Musharraf's comments to "60 Minutes" -- which were clearly an attempt to counter any backlash in Pakistan -- and at the press conference set the stage for him to unveil his willingness to allow U.S. forces to operate on Pakistani soil. The fact that Musharraf declined to comment on the "60 Minutes" interview during the press conference -- citing a contract with the publisher of his forthcoming book that says he cannot discuss the book before it is published -- further shows that there has been a sea change in Islamabad's position. It also illustrates the heavy pressure the Bush administration has applied on the Pakistani president to cooperate with U.S. forces in their hunt for al Qaeda. [STRATFOR]
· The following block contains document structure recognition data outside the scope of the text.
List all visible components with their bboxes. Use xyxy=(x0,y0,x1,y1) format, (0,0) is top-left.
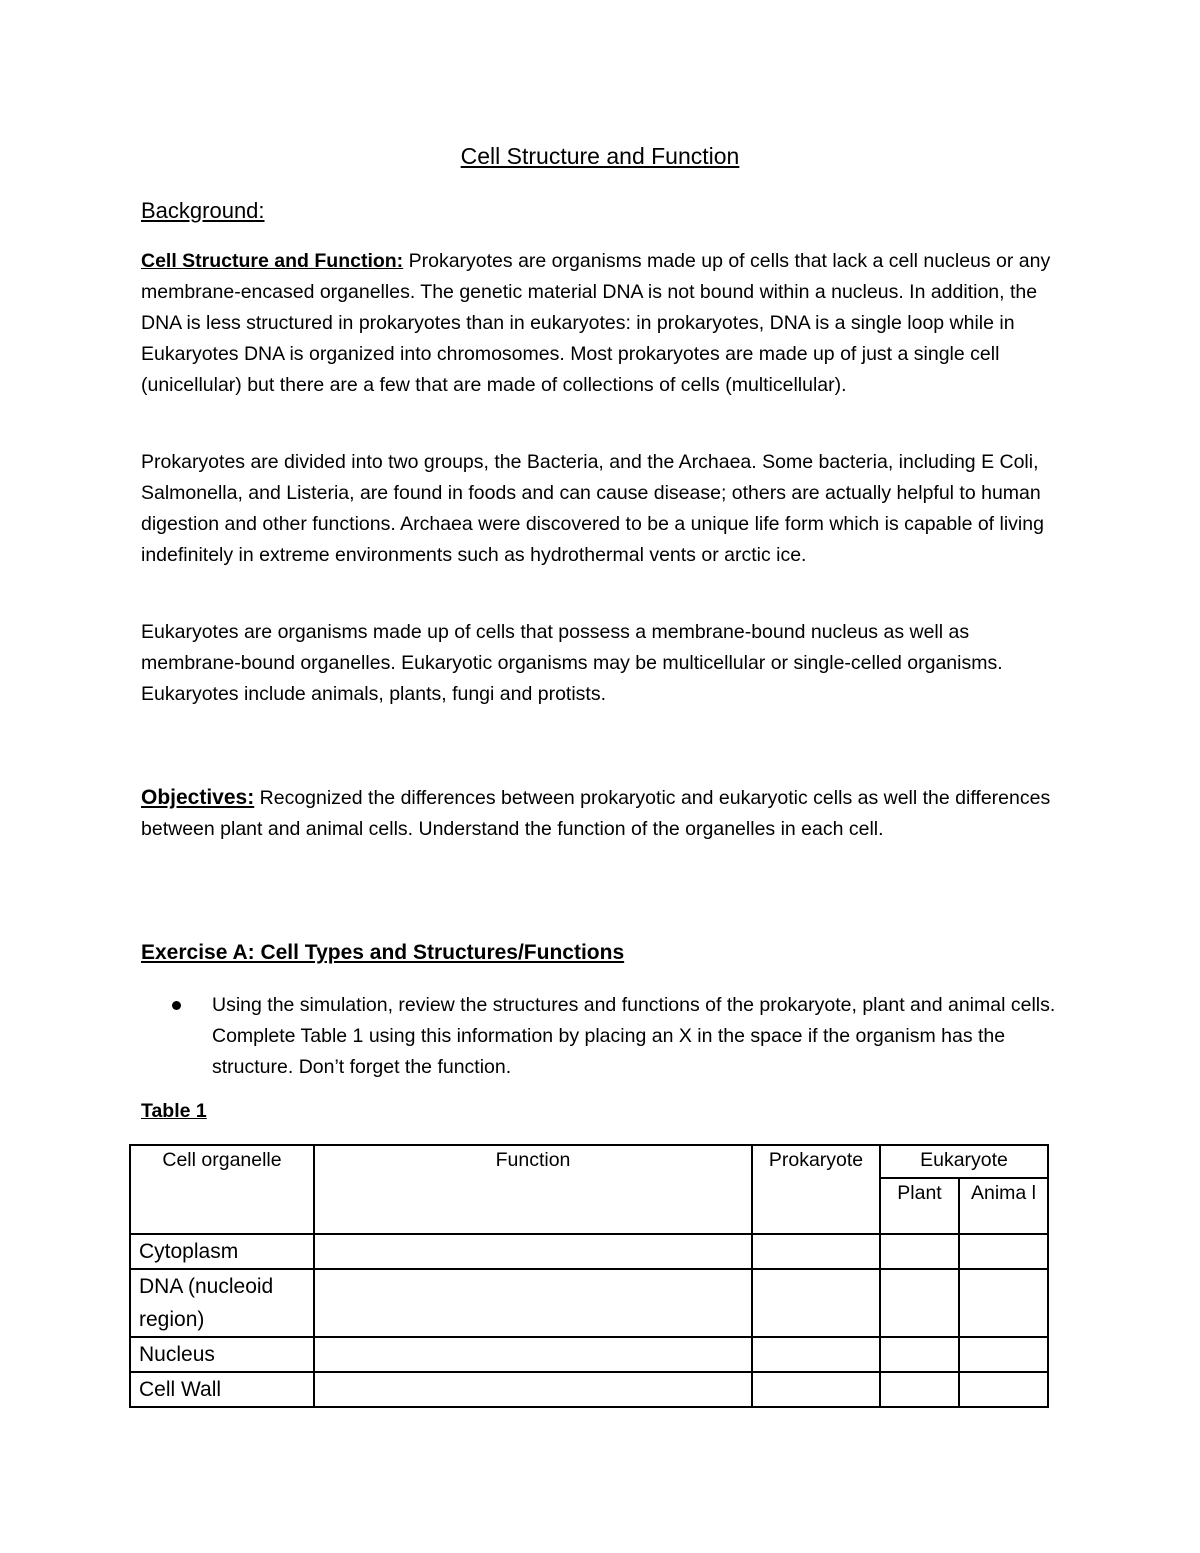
table-row xyxy=(130,1234,1048,1269)
plant-cell[interactable] xyxy=(880,1234,959,1269)
plant-cell[interactable] xyxy=(880,1269,959,1337)
organelle-cell: Cytoplasm xyxy=(130,1234,314,1269)
paragraph-eukaryotes: Eukaryotes are organisms made up of cells that possess a membrane-bound nucleus as well as membrane-bound organelles. Eukaryotic organisms may be multicellular or single-celled organisms. Eukaryotes include animals, plants, fungi and protists. xyxy=(141,621,1003,705)
header-cell-eukaryote: Eukaryote xyxy=(880,1145,1048,1178)
exercise-heading: Exercise A: Cell Types and Structures/Functions xyxy=(141,941,625,964)
animal-cell[interactable] xyxy=(959,1372,1048,1407)
header-cell-function: Function xyxy=(314,1145,752,1234)
header-cell-organelle: Cell organelle xyxy=(130,1145,314,1234)
prokaryote-cell[interactable] xyxy=(752,1372,880,1407)
instruction-list xyxy=(170,990,1060,1083)
objectives-paragraph xyxy=(141,782,1061,845)
objectives-text: Recognized the differences between prokaryotic and eukaryotic cells as well the differences between plant and animal cells. Understand the function of the organelles in each cell. xyxy=(141,787,1051,840)
bullet-icon xyxy=(172,1001,181,1010)
animal-cell[interactable] xyxy=(959,1337,1048,1372)
organelle-cell: Cell Wall xyxy=(130,1372,314,1407)
paragraph-text: Prokaryotes are organisms made up of cells that lack a cell nucleus or any membrane-encased organelles. The genetic material DNA is not bound within a nucleus. In addition, the DNA is less structured in prokaryotes than in eukaryotes: in prokaryotes, DNA is a single loop while in Eukaryotes DNA is organized into chromosomes. Most prokaryotes are made up of just a single cell (unicellular) but there are a few that are made of collections of cells (multicellular). xyxy=(141,250,1051,396)
document-title: Cell Structure and Function xyxy=(460,143,740,169)
plant-cell[interactable] xyxy=(880,1337,959,1372)
paragraph-prokaryotes xyxy=(141,246,1061,401)
background-heading: Background: xyxy=(141,198,265,223)
instruction-text: Using the simulation, review the structures and functions of the prokaryote, plant and animal cells. Complete Table 1 using this information by placing an X in the space if the organism has the structure. Don’t forget the function. xyxy=(212,994,1056,1078)
prokaryote-cell[interactable] xyxy=(752,1234,880,1269)
table-row xyxy=(130,1337,1048,1372)
function-cell[interactable] xyxy=(314,1234,752,1269)
animal-cell[interactable] xyxy=(959,1269,1048,1337)
table-row xyxy=(130,1269,1048,1337)
header-cell-animal: Anima l xyxy=(959,1178,1048,1234)
organelle-cell: DNA (nucleoid region) xyxy=(130,1269,314,1337)
instruction-item xyxy=(170,990,1060,1083)
table-label: Table 1 xyxy=(141,1100,207,1122)
paragraph-bacteria-archaea: Prokaryotes are divided into two groups, the Bacteria, and the Archaea. Some bacteria, including E Coli, Salmonella, and Listeria, are found in foods and can cause disease; others are actually helpful to human digestion and other functions. Archaea were discovered to be a unique life form which is capable of living indefinitely in extreme environments such as hydrothermal vents or arctic ice. xyxy=(141,451,1044,566)
organelle-cell: Nucleus xyxy=(130,1337,314,1372)
prokaryote-cell[interactable] xyxy=(752,1337,880,1372)
paragraph-lead: Cell Structure and Function: xyxy=(141,250,404,272)
organelle-table xyxy=(129,1144,1049,1408)
header-cell-prokaryote: Prokaryote xyxy=(752,1145,880,1234)
table-row xyxy=(130,1372,1048,1407)
header-cell-plant: Plant xyxy=(880,1178,959,1234)
prokaryote-cell[interactable] xyxy=(752,1269,880,1337)
function-cell[interactable] xyxy=(314,1372,752,1407)
function-cell[interactable] xyxy=(314,1337,752,1372)
objectives-lead: Objectives: xyxy=(141,786,255,809)
animal-cell[interactable] xyxy=(959,1234,1048,1269)
plant-cell[interactable] xyxy=(880,1372,959,1407)
function-cell[interactable] xyxy=(314,1269,752,1337)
In an earlier report STRATFOR wrote:

In return for Musharraf's silence, the Bush administration would pull some strings to strengthen Musharraf's political standing and regain some lost clout in the government.


….Even India seems to have been enlisted in the Musharraf makeover; during the Non-Aligned Movement summit in Havana earlier in the week, Indian Prime Minister Manmohan Singh announced a pact with Pakistan to fight terrorism and move the peace process forward through high-level exchanges. This came, no doubt, in exchange for guarantees that the U.S.-Indian civilian nuclear deal would be pushed through Congress before the session comes to a close.[STRATFOR]

I never knew this nuke deal was so important for Manmohan Singh that he would become subservient to US diktat and sacrifice our national interests so America's FATWAT can breathe easy. How the hell did he forget that it is the Americans who need us more than we need them? Can they afford to ignore an economy that is growing at more than 8% p.a.?

After the meeting between Singh and Musharraf at Havana, Manmohan Singh out of the blue announced the setting up a joint mechanism on anti-terrorism. Forget the strategic experts even the common man felt this was suicidal and capitulation by us.

I don't understand why Manmohan Singh is in such a hurry to get the nuke deal passed by the US Senate this session itself. Even if the Republicans lost control of the Senate, sooner or later this deal would have been ours coz it would be stupid of the Americans to ignore our booming economy. We only need this deal if it is according to the July 2005 agreement and not with strings attached as it is now. Moreover even if the nuke deal comes through, the electricity produced will only cater to about 20%-30% of our future projected requirements.

It's a pity that we didn't see this strategically conniving plan of Bush and Musharraf coming and played right into US hands by readily agreeing to American diktat to provide Musharraf with breathing space. The Americans knew it would be very tempting for India to attack terror camps in POK/Pak coinciding with their Osama hunt in Pakistan territory. So to pre-empt that they offered us a faster nuke deal and also got us entwined with Pakistan in some stupid anti-terror mechanism, which is doomed to fail from the word go. The Indian government's stupidity has caused them support among the people and in the strategic and media communities. They have made India a laughingstock around the world.

Let us remember that the Bush strategy in South Asia is a tightrope act that balances competing foreign policy objectives: prevent Islamic extremists from gaining control of Pakistan and, more important, its nuclear arsenal; bolster India as a counter-force to Chinese power; and use U.S. influence with Pakistan as a bargaining chip with India.

BTW, the Indo-US nuke deal that was being talked about of being delayed this Senate session will most probably be passed this week just as STRATFOR analysed.

1 comment:

Apollo said...

It is a given that the US is trying to pressure India into toeing its line.They are the sole superpower and it is natural to expect that. What is also natural to expect is that the India Government should stand up to all the pressures and be razor sharp focussed on its OWN interests.

Is it happening? Is the current Indian govt doing it? Certainly not.